St. Gradie spent nearly a week extra in the arctic. He and his people had nearly starved to death; they lost two crew members to exhaustion. But it was worth it, in the end. St. Gradie returned home with a unicorn. It was frozen in a block of ice, but it was perfectly, exquisitely preserved. And it was most definitely a unicorn. The only question was: what would become of it?
----

Unicorns are awesome. Sometimes I find it interesting to think about what it might have been like at certain times in history, and the days of ship voyage and discovering new lands and things is definitely one of the most interesting ones, I think! There's also plenty of room for me to kind of pick and choose and go in a steampunk sort of direction. I'm really taken with the potential for weird details. I mean, come on. A frozen unicorn plonked down into a land of sci-fi Victorian technologies? It could be very cool.

I remember this book I read a long time ago-- "The Winter of the White Seal" or something similar. Anyway, it's about this ship full of whalers or sealers headed towards one of the poles, and they get blown off course and everyone dies except one man. He lives alone on a terrible little beach backed by a glacier for a really long time. His only companion is a seal that he half-tames...and then tries to kill when he gets really desperate. So then eventually the man takes himself out onto the glacier to die, and he falls through a crevasse/tunnel in the ice, and ends up on a much more habitable beach and, I believe, he eventually gets rescued.
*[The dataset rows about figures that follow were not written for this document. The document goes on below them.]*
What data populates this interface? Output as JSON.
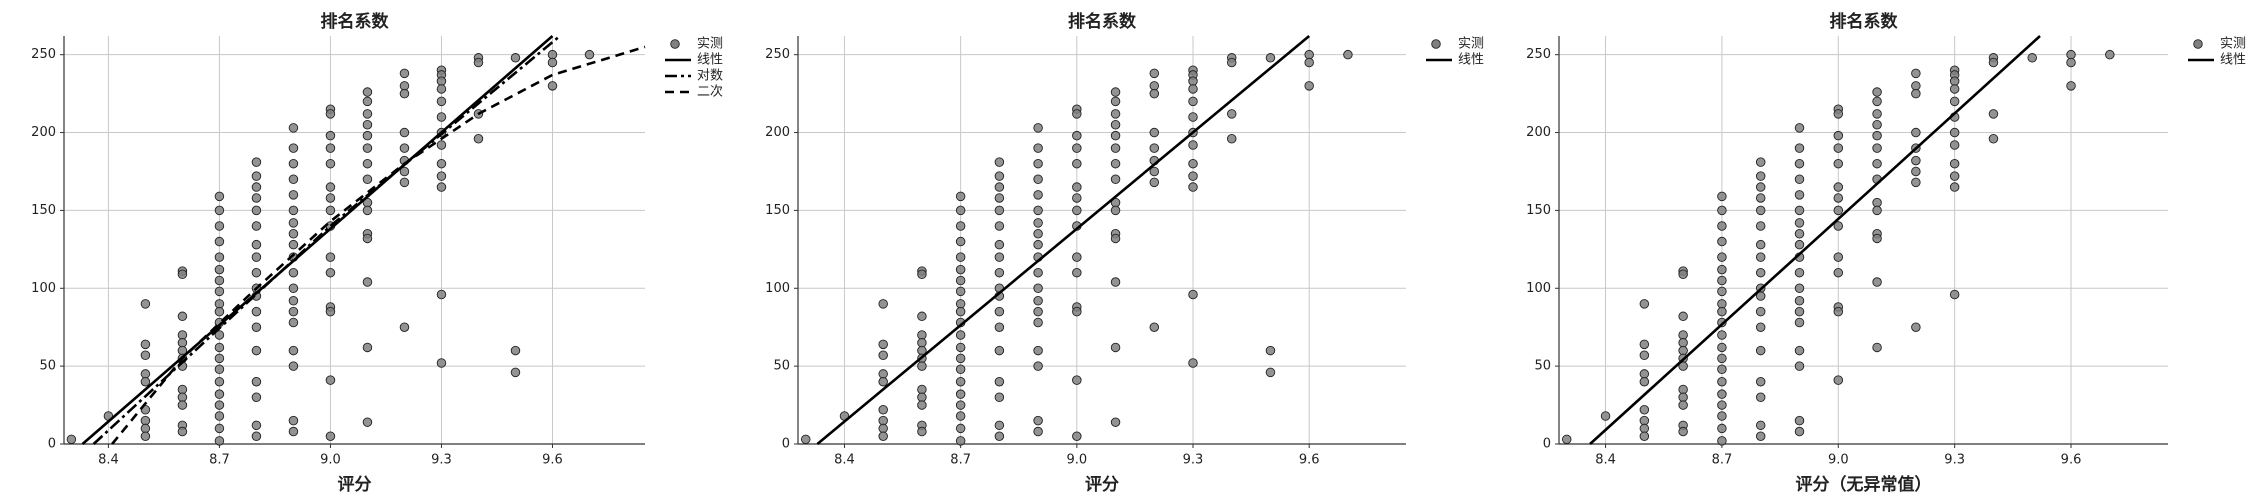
{
  "chart_data": [
    {
      "type": "scatter",
      "title": "排名系数",
      "x_label": "评分",
      "grid": true,
      "legend": "outside-right",
      "xlim": [
        8.28,
        9.85
      ],
      "xticks": [
        8.4,
        8.7,
        {
          "value": 9,
          "label": "9.0"
        },
        9.3,
        9.6
      ],
      "ylim": [
        0,
        262
      ],
      "yticks": [
        0,
        50,
        100,
        150,
        200,
        250
      ],
      "series": [
        {
          "name": "实测",
          "type": "scatter",
          "color": "#808080",
          "x": [
            8.3,
            8.4,
            8.5,
            8.5,
            8.5,
            8.5,
            8.5,
            8.5,
            8.5,
            8.5,
            8.5,
            8.6,
            8.6,
            8.6,
            8.6,
            8.6,
            8.6,
            8.6,
            8.6,
            8.6,
            8.6,
            8.6,
            8.6,
            8.6,
            8.7,
            8.7,
            8.7,
            8.7,
            8.7,
            8.7,
            8.7,
            8.7,
            8.7,
            8.7,
            8.7,
            8.7,
            8.7,
            8.7,
            8.7,
            8.7,
            8.7,
            8.7,
            8.7,
            8.7,
            8.7,
            8.8,
            8.8,
            8.8,
            8.8,
            8.8,
            8.8,
            8.8,
            8.8,
            8.8,
            8.8,
            8.8,
            8.8,
            8.8,
            8.8,
            8.8,
            8.8,
            8.8,
            8.8,
            8.9,
            8.9,
            8.9,
            8.9,
            8.9,
            8.9,
            8.9,
            8.9,
            8.9,
            8.9,
            8.9,
            8.9,
            8.9,
            8.9,
            8.9,
            8.9,
            8.9,
            8.9,
            8.9,
            9,
            9,
            9,
            9,
            9,
            9,
            9,
            9,
            9,
            9,
            9,
            9,
            9,
            9,
            9,
            9.1,
            9.1,
            9.1,
            9.1,
            9.1,
            9.1,
            9.1,
            9.1,
            9.1,
            9.1,
            9.1,
            9.1,
            9.1,
            9.1,
            9.1,
            9.2,
            9.2,
            9.2,
            9.2,
            9.2,
            9.2,
            9.2,
            9.2,
            9.2,
            9.3,
            9.3,
            9.3,
            9.3,
            9.3,
            9.3,
            9.3,
            9.3,
            9.3,
            9.3,
            9.3,
            9.3,
            9.3,
            9.4,
            9.4,
            9.4,
            9.4,
            9.5,
            9.5,
            9.5,
            9.6,
            9.6,
            9.6,
            9.7
          ],
          "values": [
            3,
            18,
            90,
            64,
            57,
            45,
            40,
            22,
            15,
            10,
            5,
            111,
            109,
            82,
            70,
            65,
            60,
            55,
            50,
            35,
            30,
            25,
            12,
            8,
            159,
            150,
            140,
            130,
            120,
            112,
            105,
            98,
            90,
            85,
            78,
            70,
            62,
            55,
            48,
            40,
            32,
            25,
            18,
            10,
            2,
            181,
            172,
            165,
            158,
            150,
            140,
            128,
            120,
            110,
            100,
            95,
            85,
            75,
            60,
            40,
            30,
            12,
            5,
            203,
            190,
            180,
            170,
            160,
            150,
            142,
            135,
            128,
            120,
            110,
            100,
            92,
            85,
            78,
            60,
            50,
            15,
            8,
            215,
            212,
            198,
            190,
            180,
            165,
            158,
            150,
            140,
            120,
            110,
            88,
            85,
            41,
            5,
            226,
            220,
            212,
            205,
            198,
            190,
            180,
            170,
            155,
            150,
            135,
            132,
            104,
            62,
            14,
            238,
            230,
            225,
            200,
            190,
            182,
            175,
            168,
            75,
            240,
            237,
            233,
            228,
            220,
            210,
            200,
            192,
            180,
            172,
            165,
            96,
            52,
            248,
            245,
            212,
            196,
            248,
            60,
            46,
            250,
            245,
            230,
            250
          ]
        },
        {
          "name": "线性",
          "type": "line",
          "style": "solid",
          "color": "#000000",
          "x": [
            8.33,
            9.6
          ],
          "values": [
            0,
            262
          ]
        },
        {
          "name": "对数",
          "type": "line",
          "style": "dashdot",
          "color": "#000000",
          "x": [
            8.36,
            9.0,
            9.62
          ],
          "values": [
            0,
            140,
            262
          ]
        },
        {
          "name": "二次",
          "type": "line",
          "style": "dashed",
          "color": "#000000",
          "x": [
            8.41,
            8.6,
            8.8,
            9.0,
            9.2,
            9.4,
            9.6,
            9.85
          ],
          "values": [
            0,
            55,
            100,
            143,
            180,
            212,
            237,
            255
          ]
        }
      ]
    },
    {
      "type": "scatter",
      "title": "排名系数",
      "x_label": "评分",
      "grid": true,
      "legend": "outside-right",
      "xlim": [
        8.28,
        9.85
      ],
      "xticks": [
        8.4,
        8.7,
        {
          "value": 9,
          "label": "9.0"
        },
        9.3,
        9.6
      ],
      "ylim": [
        0,
        262
      ],
      "yticks": [
        0,
        50,
        100,
        150,
        200,
        250
      ],
      "series": [
        {
          "name": "实测",
          "type": "scatter",
          "color": "#808080",
          "x": [
            8.3,
            8.4,
            8.5,
            8.5,
            8.5,
            8.5,
            8.5,
            8.5,
            8.5,
            8.5,
            8.5,
            8.6,
            8.6,
            8.6,
            8.6,
            8.6,
            8.6,
            8.6,
            8.6,
            8.6,
            8.6,
            8.6,
            8.6,
            8.6,
            8.7,
            8.7,
            8.7,
            8.7,
            8.7,
            8.7,
            8.7,
            8.7,
            8.7,
            8.7,
            8.7,
            8.7,
            8.7,
            8.7,
            8.7,
            8.7,
            8.7,
            8.7,
            8.7,
            8.7,
            8.7,
            8.8,
            8.8,
            8.8,
            8.8,
            8.8,
            8.8,
            8.8,
            8.8,
            8.8,
            8.8,
            8.8,
            8.8,
            8.8,
            8.8,
            8.8,
            8.8,
            8.8,
            8.8,
            8.9,
            8.9,
            8.9,
            8.9,
            8.9,
            8.9,
            8.9,
            8.9,
            8.9,
            8.9,
            8.9,
            8.9,
            8.9,
            8.9,
            8.9,
            8.9,
            8.9,
            8.9,
            8.9,
            9,
            9,
            9,
            9,
            9,
            9,
            9,
            9,
            9,
            9,
            9,
            9,
            9,
            9,
            9,
            9.1,
            9.1,
            9.1,
            9.1,
            9.1,
            9.1,
            9.1,
            9.1,
            9.1,
            9.1,
            9.1,
            9.1,
            9.1,
            9.1,
            9.1,
            9.2,
            9.2,
            9.2,
            9.2,
            9.2,
            9.2,
            9.2,
            9.2,
            9.2,
            9.3,
            9.3,
            9.3,
            9.3,
            9.3,
            9.3,
            9.3,
            9.3,
            9.3,
            9.3,
            9.3,
            9.3,
            9.3,
            9.4,
            9.4,
            9.4,
            9.4,
            9.5,
            9.5,
            9.5,
            9.6,
            9.6,
            9.6,
            9.7
          ],
          "values": [
            3,
            18,
            90,
            64,
            57,
            45,
            40,
            22,
            15,
            10,
            5,
            111,
            109,
            82,
            70,
            65,
            60,
            55,
            50,
            35,
            30,
            25,
            12,
            8,
            159,
            150,
            140,
            130,
            120,
            112,
            105,
            98,
            90,
            85,
            78,
            70,
            62,
            55,
            48,
            40,
            32,
            25,
            18,
            10,
            2,
            181,
            172,
            165,
            158,
            150,
            140,
            128,
            120,
            110,
            100,
            95,
            85,
            75,
            60,
            40,
            30,
            12,
            5,
            203,
            190,
            180,
            170,
            160,
            150,
            142,
            135,
            128,
            120,
            110,
            100,
            92,
            85,
            78,
            60,
            50,
            15,
            8,
            215,
            212,
            198,
            190,
            180,
            165,
            158,
            150,
            140,
            120,
            110,
            88,
            85,
            41,
            5,
            226,
            220,
            212,
            205,
            198,
            190,
            180,
            170,
            155,
            150,
            135,
            132,
            104,
            62,
            14,
            238,
            230,
            225,
            200,
            190,
            182,
            175,
            168,
            75,
            240,
            237,
            233,
            228,
            220,
            210,
            200,
            192,
            180,
            172,
            165,
            96,
            52,
            248,
            245,
            212,
            196,
            248,
            60,
            46,
            250,
            245,
            230,
            250
          ]
        },
        {
          "name": "线性",
          "type": "line",
          "style": "solid",
          "color": "#000000",
          "x": [
            8.33,
            9.6
          ],
          "values": [
            0,
            262
          ]
        }
      ]
    },
    {
      "type": "scatter",
      "title": "排名系数",
      "x_label": "评分（无异常值）",
      "grid": true,
      "legend": "outside-right",
      "xlim": [
        8.28,
        9.85
      ],
      "xticks": [
        8.4,
        8.7,
        {
          "value": 9,
          "label": "9.0"
        },
        9.3,
        9.6
      ],
      "ylim": [
        0,
        262
      ],
      "yticks": [
        0,
        50,
        100,
        150,
        200,
        250
      ],
      "series": [
        {
          "name": "实测",
          "type": "scatter",
          "color": "#808080",
          "x": [
            8.3,
            8.4,
            8.5,
            8.5,
            8.5,
            8.5,
            8.5,
            8.5,
            8.5,
            8.5,
            8.5,
            8.6,
            8.6,
            8.6,
            8.6,
            8.6,
            8.6,
            8.6,
            8.6,
            8.6,
            8.6,
            8.6,
            8.6,
            8.6,
            8.7,
            8.7,
            8.7,
            8.7,
            8.7,
            8.7,
            8.7,
            8.7,
            8.7,
            8.7,
            8.7,
            8.7,
            8.7,
            8.7,
            8.7,
            8.7,
            8.7,
            8.7,
            8.7,
            8.7,
            8.7,
            8.8,
            8.8,
            8.8,
            8.8,
            8.8,
            8.8,
            8.8,
            8.8,
            8.8,
            8.8,
            8.8,
            8.8,
            8.8,
            8.8,
            8.8,
            8.8,
            8.8,
            8.8,
            8.9,
            8.9,
            8.9,
            8.9,
            8.9,
            8.9,
            8.9,
            8.9,
            8.9,
            8.9,
            8.9,
            8.9,
            8.9,
            8.9,
            8.9,
            8.9,
            8.9,
            8.9,
            8.9,
            9,
            9,
            9,
            9,
            9,
            9,
            9,
            9,
            9,
            9,
            9,
            9,
            9,
            9,
            9.1,
            9.1,
            9.1,
            9.1,
            9.1,
            9.1,
            9.1,
            9.1,
            9.1,
            9.1,
            9.1,
            9.1,
            9.1,
            9.1,
            9.2,
            9.2,
            9.2,
            9.2,
            9.2,
            9.2,
            9.2,
            9.2,
            9.2,
            9.3,
            9.3,
            9.3,
            9.3,
            9.3,
            9.3,
            9.3,
            9.3,
            9.3,
            9.3,
            9.3,
            9.3,
            9.4,
            9.4,
            9.4,
            9.4,
            9.5,
            9.6,
            9.6,
            9.6,
            9.7
          ],
          "values": [
            3,
            18,
            90,
            64,
            57,
            45,
            40,
            22,
            15,
            10,
            5,
            111,
            109,
            82,
            70,
            65,
            60,
            55,
            50,
            35,
            30,
            25,
            12,
            8,
            159,
            150,
            140,
            130,
            120,
            112,
            105,
            98,
            90,
            85,
            78,
            70,
            62,
            55,
            48,
            40,
            32,
            25,
            18,
            10,
            2,
            181,
            172,
            165,
            158,
            150,
            140,
            128,
            120,
            110,
            100,
            95,
            85,
            75,
            60,
            40,
            30,
            12,
            5,
            203,
            190,
            180,
            170,
            160,
            150,
            142,
            135,
            128,
            120,
            110,
            100,
            92,
            85,
            78,
            60,
            50,
            15,
            8,
            215,
            212,
            198,
            190,
            180,
            165,
            158,
            150,
            140,
            120,
            110,
            88,
            85,
            41,
            226,
            220,
            212,
            205,
            198,
            190,
            180,
            170,
            155,
            150,
            135,
            132,
            104,
            62,
            238,
            230,
            225,
            200,
            190,
            182,
            175,
            168,
            75,
            240,
            237,
            233,
            228,
            220,
            210,
            200,
            192,
            180,
            172,
            165,
            96,
            248,
            245,
            212,
            196,
            248,
            250,
            245,
            230,
            250
          ]
        },
        {
          "name": "线性",
          "type": "line",
          "style": "solid",
          "color": "#000000",
          "x": [
            8.36,
            9.52
          ],
          "values": [
            0,
            262
          ]
        }
      ]
    }
  ]
}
That was a serious digression. Sorry. My point is that adventuring and stuff is very cool, provided you can suspend your disbelief enough to not focus on the lack of technologies at the time. There's a lot of stuff that doesn't seem like a big deal now (like, say, the Oregon trail) but it was a huge thing to do back in the day.

Consider this adventure story a two-parter. I've not yet written enough of the story to lay down my original inspirational scenes. This prologue, if you will, is just catch-up so I won't be scratching my head later trying to figure out how I got to where I'm going.

Also, I am not satisfied with the adventurer's name. I may have to re-spell it or something.